La storia irrompe, magistra sempre, agli sgoccioli dell’estate, e nel pieno di una campagna elettorale violenta e ancora purtroppo incentrata su contrapposizioni ideologiche che si rifanno ad anni lontani. Apparentemente con una notizia insignificante. Nella spiaggia di Santa Severa, ridente località marina a ridosso di Roma, due cercatori armati di metal detector si imbattono in una cosa strana di metallo (cosa cercavano i rabdomanti tecnologici? Non conchiglie, forse qualche gioiello perduto? Non è dato saperlo). Il Corriere della Città, testata minore ma lodevolmente attenta, racconta: la cosa di metallo è una targhetta, una piastrina militare, con pochi dati. Nome, cognome, anno di nascita, e il nome di una donna, la madre (a lei sarebbe arrivata la pietosa e tragica notizia del figlio caduto in battaglia).



Si tratta di Norbert Martin Knight, nato in anno Domini 1914, veterano dell’esercito americano. Sua mamma si chiama Margareth, c’è anche un indirizzo, Northcote Avenue, Chicago. Si rispolverano le memorie, e soprattutto l’opera dei cercatori prosegue, nei meandri stavolta non sabbiosi, ma storici.

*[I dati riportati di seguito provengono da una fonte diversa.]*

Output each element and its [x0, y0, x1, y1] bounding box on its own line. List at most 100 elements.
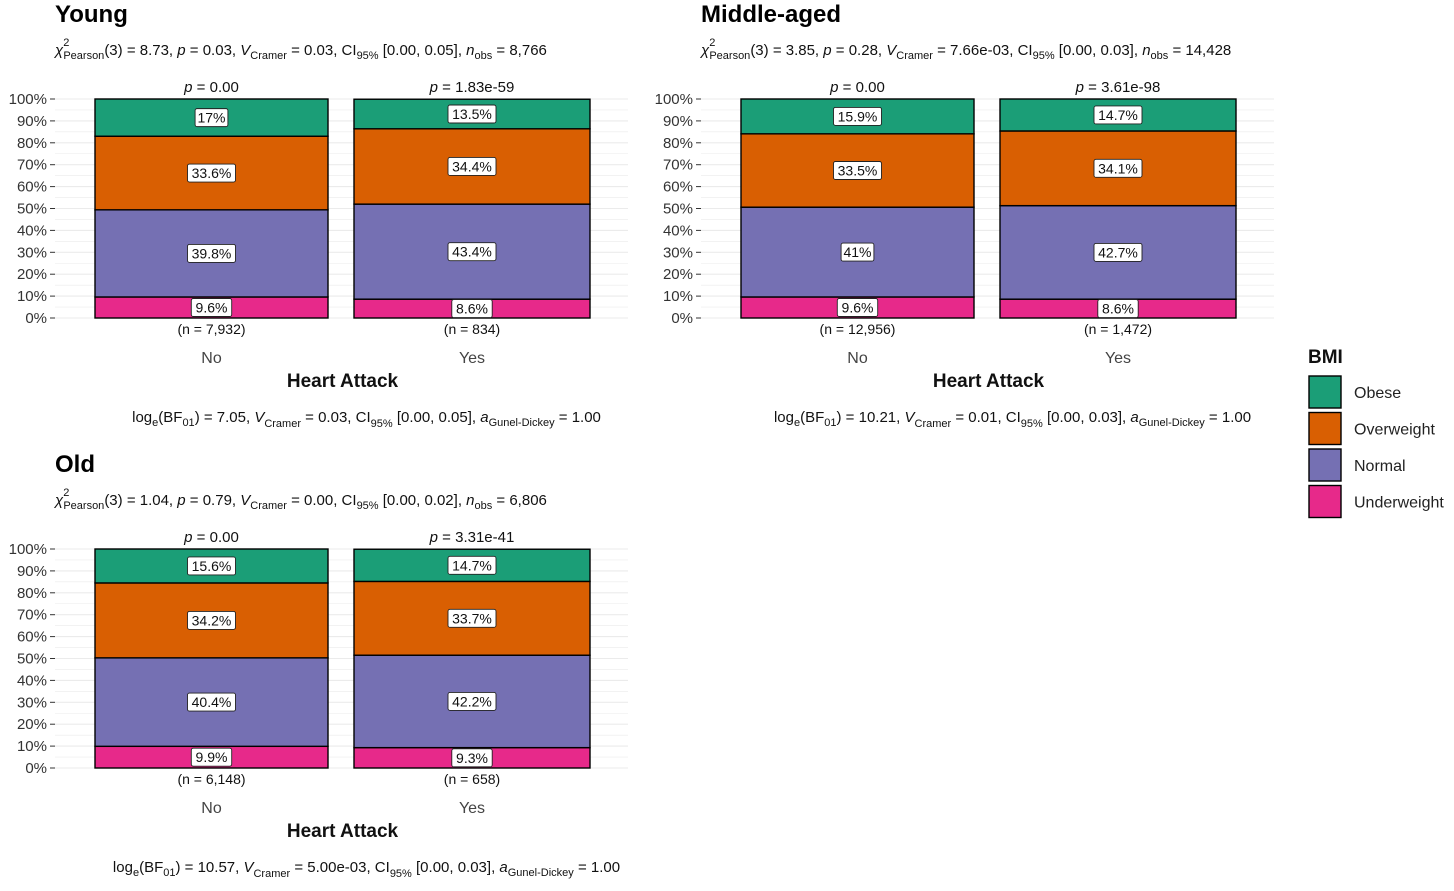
y-tick-label: 90% [17, 113, 47, 130]
data-label: 13.5% [452, 106, 492, 122]
y-tick-label: 30% [17, 694, 47, 711]
data-label: 15.9% [838, 108, 878, 124]
data-label: 42.7% [1098, 244, 1138, 260]
y-tick-label: 10% [663, 288, 693, 305]
y-tick-label: 10% [17, 288, 47, 305]
bar-pvalue: p = 0.00 [183, 529, 239, 546]
data-label: 33.7% [452, 610, 492, 626]
panel-caption: loge(BF01) = 10.57, VCramer = 5.00e-03, … [113, 859, 620, 880]
legend-label: Overweight [1354, 422, 1435, 439]
bar-pvalue: p = 0.00 [183, 79, 239, 96]
y-tick-label: 0% [671, 310, 693, 327]
y-tick-label: 30% [17, 244, 47, 261]
data-label-box [447, 157, 497, 176]
legend-label: Normal [1354, 458, 1406, 475]
data-label: 41% [843, 244, 871, 260]
y-tick-label: 60% [17, 179, 47, 196]
bar-count: (n = 6,148) [177, 771, 245, 787]
y-tick-label: 20% [663, 266, 693, 283]
data-label: 8.6% [456, 301, 488, 317]
data-label-box [447, 242, 497, 262]
y-tick-label: 100% [9, 541, 47, 558]
legend-swatch [1308, 411, 1342, 446]
data-label: 17% [197, 110, 225, 126]
y-tick-label: 90% [17, 563, 47, 580]
y-tick-label: 80% [17, 585, 47, 602]
y-tick-label: 10% [17, 738, 47, 755]
data-label-box [840, 242, 875, 262]
legend-swatch [1308, 375, 1342, 409]
y-tick-label: 50% [663, 201, 693, 218]
data-label: 33.6% [192, 165, 232, 181]
data-label: 42.2% [452, 693, 492, 709]
data-label-box [1093, 242, 1143, 262]
data-label-box [451, 299, 493, 319]
y-tick-label: 100% [655, 91, 693, 108]
panel-subtitle: χ2 Pearson(3) = 8.73, p = 0.03, VCramer =… [53, 37, 547, 62]
y-tick-label: 30% [663, 244, 693, 261]
panel-subtitle: χ2 Pearson(3) = 1.04, p = 0.79, VCramer =… [53, 487, 547, 512]
x-axis-title: Heart Attack [287, 371, 399, 392]
y-tick-label: 0% [25, 760, 47, 777]
data-label-box [190, 298, 233, 317]
data-label-box [1093, 158, 1143, 178]
y-tick-label: 80% [17, 135, 47, 152]
data-label: 15.6% [192, 558, 232, 574]
legend-label: Obese [1354, 385, 1401, 402]
y-tick-label: 100% [9, 91, 47, 108]
data-label-box [451, 748, 493, 768]
x-tick-label: No [847, 350, 868, 367]
legend-swatch [1308, 448, 1342, 482]
data-label: 40.4% [192, 694, 232, 710]
panel-subtitle: χ2 Pearson(3) = 3.85, p = 0.28, VCramer =… [699, 37, 1231, 62]
data-label: 14.7% [452, 557, 492, 573]
y-tick-label: 20% [17, 716, 47, 733]
y-tick-label: 50% [17, 651, 47, 668]
data-label-box [1093, 105, 1143, 125]
data-label: 34.1% [1098, 160, 1138, 176]
data-label: 43.4% [452, 244, 492, 260]
data-label-box [447, 104, 497, 124]
data-label-box [194, 108, 229, 128]
x-tick-label: Yes [1105, 350, 1131, 367]
x-axis-title: Heart Attack [933, 371, 1045, 392]
data-label-box [447, 608, 497, 628]
y-tick-label: 40% [17, 222, 47, 239]
bar-pvalue: p = 3.31e-41 [429, 529, 515, 546]
data-label-box [447, 555, 497, 575]
x-tick-label: No [201, 800, 222, 817]
chart-panel: Young χ2 Pearson(3) = 8.73, p = 0.03, VCra… [9, 1, 628, 430]
y-tick-label: 40% [17, 672, 47, 689]
panel-title: Old [55, 451, 95, 478]
data-label: 9.6% [842, 299, 874, 315]
bar-count: (n = 834) [444, 321, 500, 337]
data-label: 34.4% [452, 158, 492, 174]
data-label: 9.9% [196, 749, 228, 765]
y-tick-label: 60% [663, 179, 693, 196]
data-label-box [833, 106, 882, 126]
data-label: 9.3% [456, 750, 488, 766]
x-axis-title: Heart Attack [287, 821, 399, 842]
y-tick-label: 70% [17, 157, 47, 174]
bar-segment [999, 98, 1237, 132]
bar-count: (n = 7,932) [177, 321, 245, 337]
bar-pvalue: p = 3.61e-98 [1075, 79, 1161, 96]
y-tick-label: 50% [17, 201, 47, 218]
legend-swatch [1308, 484, 1342, 519]
data-label: 34.2% [192, 612, 232, 628]
data-label: 8.6% [1102, 301, 1134, 317]
legend-label: Underweight [1354, 495, 1444, 512]
data-label-box [447, 691, 497, 711]
y-tick-label: 60% [17, 629, 47, 646]
panel-caption: loge(BF01) = 10.21, VCramer = 0.01, CI95… [774, 409, 1251, 430]
bar-count: (n = 1,472) [1084, 321, 1152, 337]
y-tick-label: 70% [663, 157, 693, 174]
bar-count: (n = 12,956) [820, 321, 896, 337]
data-label-box [187, 610, 236, 630]
legend-title: BMI [1308, 347, 1343, 368]
data-label-box [187, 163, 236, 183]
x-tick-label: Yes [459, 800, 485, 817]
bar-segment [94, 548, 329, 584]
legend: BMI Obese Overweight Normal Underweight [1308, 347, 1444, 519]
chart-panel: Middle-aged χ2 Pearson(3) = 3.85, p = 0.28… [655, 1, 1274, 430]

E si trovano parenti, si delinea la vicenda umana di un soldato, uno dei tanti cui dobbiamo un grazie riconoscente e sincero. Era solo un ragazzo, strappato a un lavoro dopo studi seri, mandato  a combattere in Europa dopo l’attentato giapponese a Pearl Harbour, e protagonista di uno sbarco che ci ha spalancato le porte della libertà, sia detto senza retorica.



“Sbarcammo ad Anzio, una notte…” canta una ballata  nota, e così fu, anche per Norbert, 28enne fante, il 22 gennaio del ’44. Quando, dopo i duri combattimenti, la Capitale viene liberata risale coi compagni la linea Gustav e perde la sua piastrina di riconoscimento proprio sulla spiaggia di Santa Severa. Forse si era fermato per un bagno ristoratore, forse accampato per un momento di fiato. E la sabbia custodisce per 78 anni la sua memoria, che può essere ricostruita. Non si è perduta, come la sua vita, perché sappiamo dai familiari che è sopravvissuto, pur continuando a battersi contro i nazisti in ritirata, pur rimanendo ferito.

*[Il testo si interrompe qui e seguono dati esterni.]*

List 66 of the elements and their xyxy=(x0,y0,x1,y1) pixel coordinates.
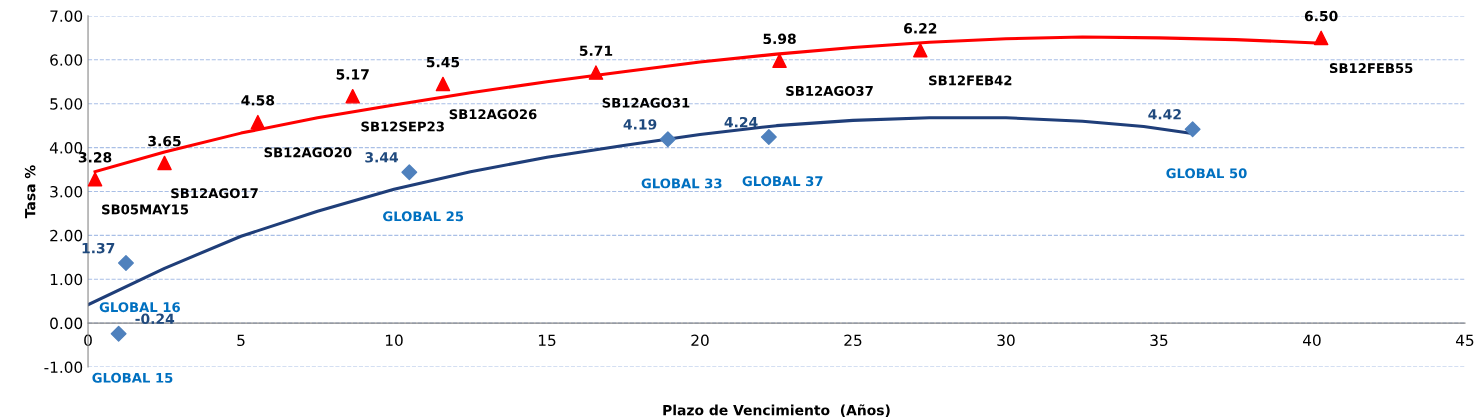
y-tick-label: 2.00 xyxy=(50,229,83,242)
data-label: 5.71 xyxy=(579,45,613,56)
annotation: SB12AGO37 xyxy=(786,85,873,96)
data-label: 4.19 xyxy=(623,119,657,130)
data-label: 3.65 xyxy=(148,135,181,147)
point xyxy=(157,155,172,171)
y-axis-title: Tasa % xyxy=(24,165,36,219)
data-label: 3.28 xyxy=(78,152,112,163)
point xyxy=(110,325,127,342)
point xyxy=(401,164,418,181)
annotation: SB12AGO26 xyxy=(449,109,537,120)
data-label: 5.98 xyxy=(763,33,796,45)
annotation: SB12FEB42 xyxy=(929,75,1012,86)
annotation: SB05MAY15 xyxy=(102,204,189,215)
data-label: 5.17 xyxy=(336,69,369,80)
y-tick-label: 0.00 xyxy=(50,317,83,330)
data-label: 1.37 xyxy=(82,242,115,254)
x-tick-label: 45 xyxy=(1455,334,1474,347)
x-tick-label: 10 xyxy=(385,334,403,347)
point xyxy=(250,114,266,130)
data-label: 5.45 xyxy=(426,57,460,68)
x-axis-title: Plazo de Vencimiento (Años) xyxy=(663,404,890,417)
point xyxy=(435,76,451,92)
text: GLOBAL 15 xyxy=(92,372,173,383)
annotation: GLOBAL 50 xyxy=(1166,168,1247,179)
x-tick-label: 40 xyxy=(1302,334,1321,347)
annotation: GLOBAL 25 xyxy=(383,211,464,222)
point xyxy=(87,171,103,187)
x-tick-label: 15 xyxy=(538,334,556,347)
point xyxy=(659,131,676,148)
annotation: GLOBAL 16 xyxy=(99,302,180,313)
x-tick-label: 20 xyxy=(691,334,709,347)
point xyxy=(772,53,787,68)
point xyxy=(1313,30,1329,46)
y-tick-label: 7.00 xyxy=(50,10,83,22)
point xyxy=(345,88,360,104)
y-tick-label: 3.00 xyxy=(50,185,83,198)
x-tick-label: 25 xyxy=(844,334,862,347)
annotation: SB12FEB55 xyxy=(1329,63,1413,74)
annotation: SB12AGO20 xyxy=(264,147,352,158)
point xyxy=(1184,121,1201,138)
x-tick-label: 35 xyxy=(1150,334,1168,347)
annotation: SB12AGO17 xyxy=(171,188,258,199)
data-label: 3.44 xyxy=(365,152,399,163)
x-tick-label: 0 xyxy=(84,334,92,347)
point xyxy=(117,255,134,272)
point xyxy=(588,65,604,80)
y-tick-label: -1.00 xyxy=(44,361,83,374)
annotation: GLOBAL 33 xyxy=(641,178,722,189)
data-label: 6.50 xyxy=(1304,10,1338,22)
data-label: 4.58 xyxy=(241,95,275,106)
annotation: SB12SEP23 xyxy=(361,121,444,132)
data-label: 6.22 xyxy=(904,23,937,34)
annotation: GLOBAL 37 xyxy=(742,176,823,187)
data-label: -0.24 xyxy=(135,313,175,325)
point xyxy=(913,42,928,58)
y-tick-label: 5.00 xyxy=(50,98,83,110)
data-label: 4.24 xyxy=(724,116,758,128)
y-tick-label: 6.00 xyxy=(50,54,83,66)
annotation: SB12AGO31 xyxy=(602,97,690,108)
x-tick-label: 30 xyxy=(997,334,1015,347)
y-tick-label: 1.00 xyxy=(50,273,83,286)
data-label: 4.42 xyxy=(1148,109,1181,120)
x-tick-label: 5 xyxy=(237,334,245,347)
y-tick-label: 4.00 xyxy=(49,142,83,154)
point xyxy=(760,129,777,146)
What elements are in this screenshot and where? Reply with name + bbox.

Decorato per meriti, viene finalmente congedato e può tornare a casa, in Indiana, si sposa con la ragazza lasciata in lacrime anni prima, e con lei passerà una vita serena, abbandonandola ancora, e ancora temporaneamente, nel 2003, quando chiuderà gli occhi. Speriamo si ricongiungano per sempre in paradiso.

Toccante, commovente, da film. Che dovrebbe ridonarci il ciuffo chiaro, gli occhi ridenti e impauriti, la volontà coraggiosa di un ragazzo strappato agli affetti per approdare qui, in un’Italia smarrita e incerta, per obbedire agli ordini, certamente, e forse per un anelito di amor patrio, forse consapevole di un compito, di un destino di popoli liberi cui avrebbe potuto contribuire.

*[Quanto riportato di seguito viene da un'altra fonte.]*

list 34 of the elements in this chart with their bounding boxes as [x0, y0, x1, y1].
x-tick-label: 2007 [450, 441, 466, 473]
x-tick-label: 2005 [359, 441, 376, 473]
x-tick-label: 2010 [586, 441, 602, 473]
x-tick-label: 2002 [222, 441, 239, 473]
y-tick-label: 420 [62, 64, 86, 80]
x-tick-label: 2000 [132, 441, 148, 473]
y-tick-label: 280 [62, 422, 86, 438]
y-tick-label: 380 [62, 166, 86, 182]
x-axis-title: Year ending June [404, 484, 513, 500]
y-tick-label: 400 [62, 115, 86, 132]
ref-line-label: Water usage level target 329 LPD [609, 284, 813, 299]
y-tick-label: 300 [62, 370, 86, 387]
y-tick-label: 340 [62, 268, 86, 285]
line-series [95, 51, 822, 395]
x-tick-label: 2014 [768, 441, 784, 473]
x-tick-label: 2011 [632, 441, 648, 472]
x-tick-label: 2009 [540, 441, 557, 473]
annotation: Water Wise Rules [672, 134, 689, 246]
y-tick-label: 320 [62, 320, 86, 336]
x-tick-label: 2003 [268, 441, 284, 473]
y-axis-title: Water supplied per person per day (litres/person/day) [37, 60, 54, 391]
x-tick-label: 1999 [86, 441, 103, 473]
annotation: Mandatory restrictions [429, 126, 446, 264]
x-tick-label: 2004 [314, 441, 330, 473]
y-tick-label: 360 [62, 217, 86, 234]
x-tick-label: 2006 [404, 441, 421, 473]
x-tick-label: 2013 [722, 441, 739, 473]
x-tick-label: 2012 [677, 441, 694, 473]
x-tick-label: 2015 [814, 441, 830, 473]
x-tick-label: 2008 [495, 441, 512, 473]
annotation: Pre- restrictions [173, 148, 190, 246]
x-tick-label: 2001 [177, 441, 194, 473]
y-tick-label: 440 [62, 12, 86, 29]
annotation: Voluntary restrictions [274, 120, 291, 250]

Un film dovrebbe ridarci la gratitudine, troppe volte scordata, per tanti che hanno scelto da che parte stare nella grande Storia, e cui dobbiamo la svolta della nostra storia repubblicana e democratica. L’America è stata tutto questo, lo è ancora, nonostante tanti errori e colpe, rispetto ad altri attori sullo scenario geopolitico che hanno donato solo morte e oppressione. Quel che siamo lo dobbiamo anche e soprattutto a questi soldati. La nostra resistenza ha preso slancio e audacia grazie alla forza di centinaia di migliaia di Norbert che hanno stretto in una morsa dal nord e dal sud gli Uruk-hai hitleriani. Non tutti ci hanno lasciato una piastrina per ricordarli, non tutti sono tornati a casa.